Python named argument scope is confusing, when it has a default list value

In Python, some types are immutable (str, int, etc.) while others are mutable (list, dict, tuple, etc).

Your code behaves like that because you are setting the default argument as mutable type (list=[]), which in returns results in the same object but with different (updated) values (content).

This article might be a good reading to understand this behaviour and how to potentially solve it.

Python’s default arguments are evaluated once when the function is defined, not each time the function is called. This means that if you use a mutable default argument and mutate it, you will and have mutated that object for all future calls to the function as well.
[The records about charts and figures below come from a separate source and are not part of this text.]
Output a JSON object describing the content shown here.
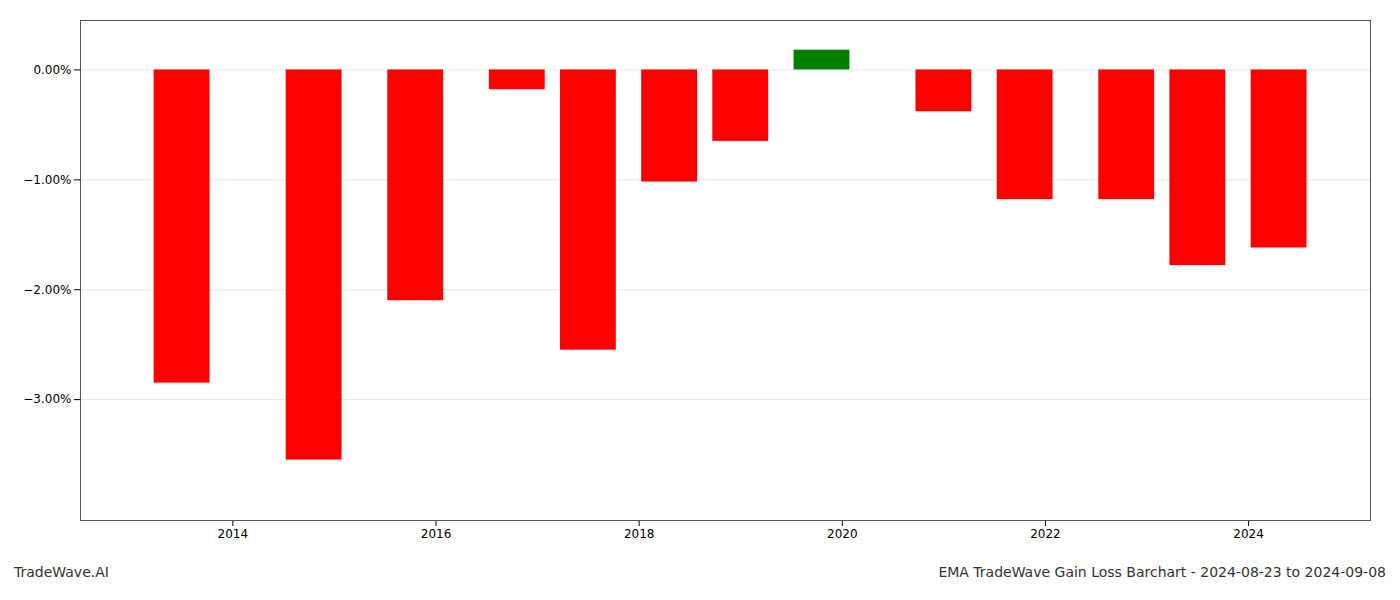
{
  "chart_data": {
    "type": "bar",
    "title": "EMA TradeWave Gain Loss Barchart - 2024-08-23 to 2024-09-08",
    "annotations": [
      "TradeWave.AI"
    ],
    "x": [
      2013.5,
      2014.8,
      2015.8,
      2016.8,
      2017.5,
      2018.3,
      2019.0,
      2019.8,
      2021.0,
      2021.8,
      2022.8,
      2023.5,
      2024.3
    ],
    "values": [
      -2.85,
      -3.55,
      -2.1,
      -0.18,
      -2.55,
      -1.02,
      -0.65,
      0.18,
      -0.38,
      -1.18,
      -1.18,
      -1.78,
      -1.62
    ],
    "colors": [
      "#ff0000",
      "#ff0000",
      "#ff0000",
      "#ff0000",
      "#ff0000",
      "#ff0000",
      "#ff0000",
      "#008000",
      "#ff0000",
      "#ff0000",
      "#ff0000",
      "#ff0000",
      "#ff0000"
    ],
    "xlim": [
      2012.5,
      2025.2
    ],
    "xticks": [
      2014,
      2016,
      2018,
      2020,
      2022,
      2024
    ],
    "ylim": [
      -4.1,
      0.45
    ],
    "yticks": [
      {
        "value": 0.0,
        "label": "0.00%"
      },
      {
        "value": -1.0,
        "label": "−1.00%"
      },
      {
        "value": -2.0,
        "label": "−2.00%"
      },
      {
        "value": -3.0,
        "label": "−3.00%"
      }
    ],
    "grid": true
  }
}
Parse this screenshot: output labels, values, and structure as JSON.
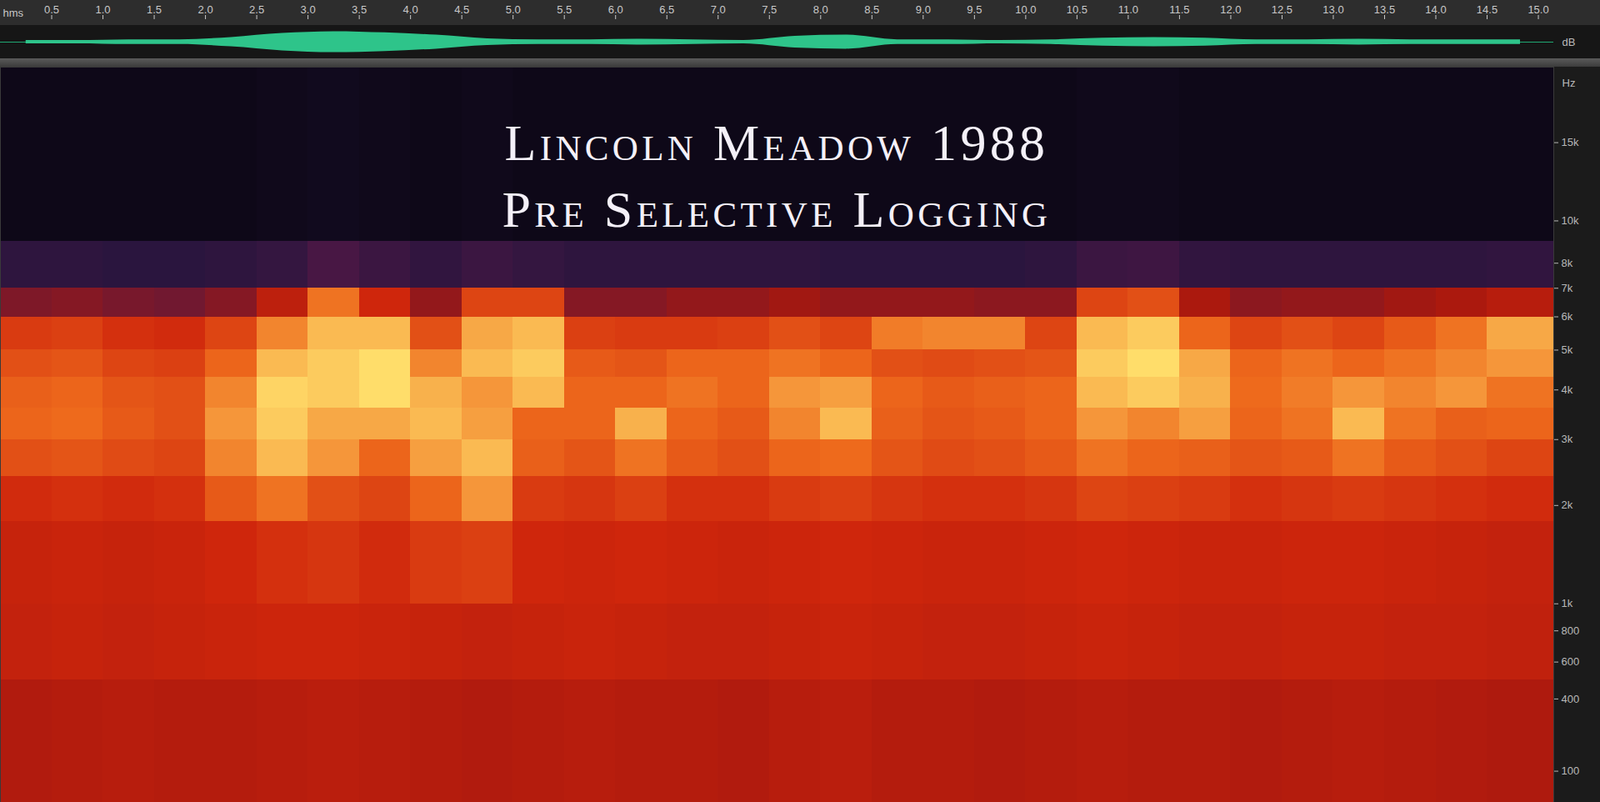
{
  "chart_data": {
    "type": "spectrogram",
    "title": "Lincoln Meadow 1988",
    "subtitle": "Pre Selective Logging",
    "x_label": "hms",
    "y_label": "Hz",
    "xlim": [
      0,
      15.15
    ],
    "xticks": [
      0.5,
      {
        "value": 1,
        "label": "1.0"
      },
      1.5,
      {
        "value": 2,
        "label": "2.0"
      },
      2.5,
      {
        "value": 3,
        "label": "3.0"
      },
      3.5,
      {
        "value": 4,
        "label": "4.0"
      },
      4.5,
      {
        "value": 5,
        "label": "5.0"
      },
      5.5,
      {
        "value": 6,
        "label": "6.0"
      },
      6.5,
      {
        "value": 7,
        "label": "7.0"
      },
      7.5,
      {
        "value": 8,
        "label": "8.0"
      },
      8.5,
      {
        "value": 9,
        "label": "9.0"
      },
      9.5,
      {
        "value": 10,
        "label": "10.0"
      },
      10.5,
      {
        "value": 11,
        "label": "11.0"
      },
      11.5,
      {
        "value": 12,
        "label": "12.0"
      },
      12.5,
      {
        "value": 13,
        "label": "13.0"
      },
      13.5,
      {
        "value": 14,
        "label": "14.0"
      },
      14.5,
      {
        "value": 15,
        "label": "15.0"
      }
    ],
    "ylim": [
      0,
      22050
    ],
    "yticks": [
      100,
      400,
      600,
      800,
      {
        "value": 1000,
        "label": "1k"
      },
      {
        "value": 2000,
        "label": "2k"
      },
      {
        "value": 3000,
        "label": "3k"
      },
      {
        "value": 4000,
        "label": "4k"
      },
      {
        "value": 5000,
        "label": "5k"
      },
      {
        "value": 6000,
        "label": "6k"
      },
      {
        "value": 7000,
        "label": "7k"
      },
      {
        "value": 8000,
        "label": "8k"
      },
      {
        "value": 10000,
        "label": "10k"
      },
      {
        "value": 15000,
        "label": "15k"
      }
    ],
    "time_bins": [
      0,
      0.5,
      1,
      1.5,
      2,
      2.5,
      3,
      3.5,
      4,
      4.5,
      5,
      5.5,
      6,
      6.5,
      7,
      7.5,
      8,
      8.5,
      9,
      9.5,
      10,
      10.5,
      11,
      11.5,
      12,
      12.5,
      13,
      13.5,
      14,
      14.5,
      15.15
    ],
    "freq_bins": [
      0,
      500,
      1000,
      1800,
      2400,
      3000,
      3600,
      4300,
      5000,
      6000,
      7000,
      9000,
      22050
    ],
    "cells": [
      [
        5.4,
        5.5,
        5.6,
        5.5,
        5.5,
        5.6,
        5.7,
        5.6,
        5.5,
        5.4,
        5.5,
        5.6,
        5.5,
        5.5,
        5.4,
        5.6,
        5.7,
        5.5,
        5.5,
        5.4,
        5.5,
        5.6,
        5.5,
        5.5,
        5.4,
        5.5,
        5.6,
        5.5,
        5.4,
        5.3
      ],
      [
        6.0,
        6.1,
        6.0,
        6.1,
        6.2,
        6.3,
        6.3,
        6.2,
        6.1,
        6.0,
        6.1,
        6.2,
        6.1,
        6.0,
        6.0,
        6.1,
        6.2,
        6.1,
        6.0,
        6.0,
        6.1,
        6.2,
        6.1,
        6.0,
        6.0,
        6.1,
        6.1,
        6.0,
        6.0,
        5.9
      ],
      [
        6.1,
        6.2,
        6.1,
        6.2,
        6.4,
        6.6,
        6.7,
        6.5,
        6.8,
        6.9,
        6.4,
        6.3,
        6.4,
        6.3,
        6.2,
        6.3,
        6.4,
        6.3,
        6.2,
        6.2,
        6.3,
        6.4,
        6.3,
        6.2,
        6.2,
        6.3,
        6.3,
        6.2,
        6.1,
        6.0
      ],
      [
        6.5,
        6.6,
        6.5,
        6.6,
        7.4,
        7.8,
        7.2,
        7.0,
        7.6,
        8.2,
        6.8,
        6.7,
        6.9,
        6.6,
        6.6,
        6.8,
        6.9,
        6.7,
        6.6,
        6.6,
        6.7,
        7.0,
        6.9,
        6.8,
        6.6,
        6.7,
        6.8,
        6.7,
        6.6,
        6.5
      ],
      [
        7.2,
        7.3,
        7.1,
        7.0,
        8.0,
        8.6,
        8.2,
        7.6,
        8.3,
        8.6,
        7.5,
        7.3,
        7.8,
        7.4,
        7.2,
        7.6,
        7.7,
        7.3,
        7.1,
        7.2,
        7.4,
        7.8,
        7.6,
        7.5,
        7.3,
        7.4,
        7.8,
        7.4,
        7.2,
        7.0
      ],
      [
        7.6,
        7.7,
        7.4,
        7.2,
        8.2,
        8.8,
        8.4,
        8.4,
        8.6,
        8.3,
        7.6,
        7.6,
        8.5,
        7.6,
        7.4,
        8.0,
        8.6,
        7.5,
        7.3,
        7.4,
        7.6,
        8.2,
        8.0,
        8.3,
        7.6,
        7.8,
        8.6,
        7.8,
        7.5,
        7.6
      ],
      [
        7.5,
        7.6,
        7.3,
        7.2,
        8.0,
        8.9,
        8.8,
        9.0,
        8.5,
        8.2,
        8.6,
        7.6,
        7.6,
        7.8,
        7.6,
        8.2,
        8.3,
        7.6,
        7.4,
        7.5,
        7.6,
        8.6,
        8.8,
        8.5,
        7.7,
        7.9,
        8.2,
        8.0,
        8.2,
        7.8
      ],
      [
        7.2,
        7.3,
        7.0,
        6.9,
        7.6,
        8.6,
        8.8,
        9.0,
        8.0,
        8.6,
        8.8,
        7.4,
        7.3,
        7.6,
        7.6,
        7.8,
        7.6,
        7.2,
        7.1,
        7.2,
        7.3,
        8.8,
        9.0,
        8.4,
        7.6,
        7.8,
        7.6,
        7.8,
        8.0,
        8.2
      ],
      [
        6.8,
        6.9,
        6.6,
        6.5,
        7.0,
        8.0,
        8.6,
        8.6,
        7.2,
        8.4,
        8.6,
        6.9,
        6.8,
        6.8,
        6.9,
        7.2,
        7.0,
        7.9,
        8.0,
        8.0,
        7.0,
        8.6,
        8.8,
        7.6,
        7.0,
        7.2,
        7.0,
        7.4,
        7.8,
        8.4
      ],
      [
        4.5,
        4.6,
        4.4,
        4.3,
        4.6,
        5.8,
        7.8,
        6.4,
        4.8,
        7.0,
        7.0,
        4.6,
        4.6,
        4.8,
        4.8,
        5.0,
        4.8,
        4.8,
        4.8,
        4.7,
        4.7,
        7.0,
        7.2,
        5.2,
        4.7,
        4.8,
        4.8,
        5.0,
        5.2,
        5.6
      ],
      [
        2.8,
        2.8,
        2.7,
        2.7,
        2.8,
        3.0,
        3.6,
        3.2,
        2.9,
        3.2,
        3.0,
        2.8,
        2.8,
        2.8,
        2.8,
        2.8,
        2.7,
        2.7,
        2.7,
        2.7,
        2.8,
        3.2,
        3.3,
        2.9,
        2.8,
        2.8,
        2.8,
        2.8,
        2.8,
        2.9
      ],
      [
        1.2,
        1.2,
        1.2,
        1.2,
        1.2,
        1.3,
        1.4,
        1.3,
        1.2,
        1.3,
        1.2,
        1.2,
        1.2,
        1.2,
        1.2,
        1.2,
        1.2,
        1.2,
        1.2,
        1.2,
        1.2,
        1.3,
        1.3,
        1.2,
        1.2,
        1.2,
        1.2,
        1.2,
        1.2,
        1.2
      ]
    ],
    "waveform": {
      "label": "dB",
      "ylim": [
        -1,
        1
      ],
      "values": [
        0.1,
        0.1,
        0.14,
        0.14,
        0.28,
        0.52,
        0.63,
        0.56,
        0.42,
        0.2,
        0.14,
        0.14,
        0.17,
        0.14,
        0.1,
        0.35,
        0.42,
        0.14,
        0.14,
        0.1,
        0.14,
        0.24,
        0.28,
        0.24,
        0.14,
        0.14,
        0.17,
        0.14,
        0.14,
        0.14
      ]
    }
  }
}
https://docs.python-guide.org/writing/gotchas/#mutable-default-arguments

Well the default values get assigned once only,

And your not copying the list you just added another key variable to reach it so all of them are the same list in this case

so do this

def disp( p1, list = None ):
    if list is None: # None is nothing
        list = [] 
    list.append( p1 )
    return list 

# here you don't need to copy since there different lists
# unlike then
list1 = disp( 10 )
list2 = disp( 123 )
list3 = disp( 'a' )

print ( list1 )
print ( list2 )
print ( list3 )

The output will be

[ 10 ]
[ 123 ]
[ 'a' ]

You can copy lists like this

list = Original.copy() # now those will be fundamentally different lists but same values

Or like this

list = [i for i in Original]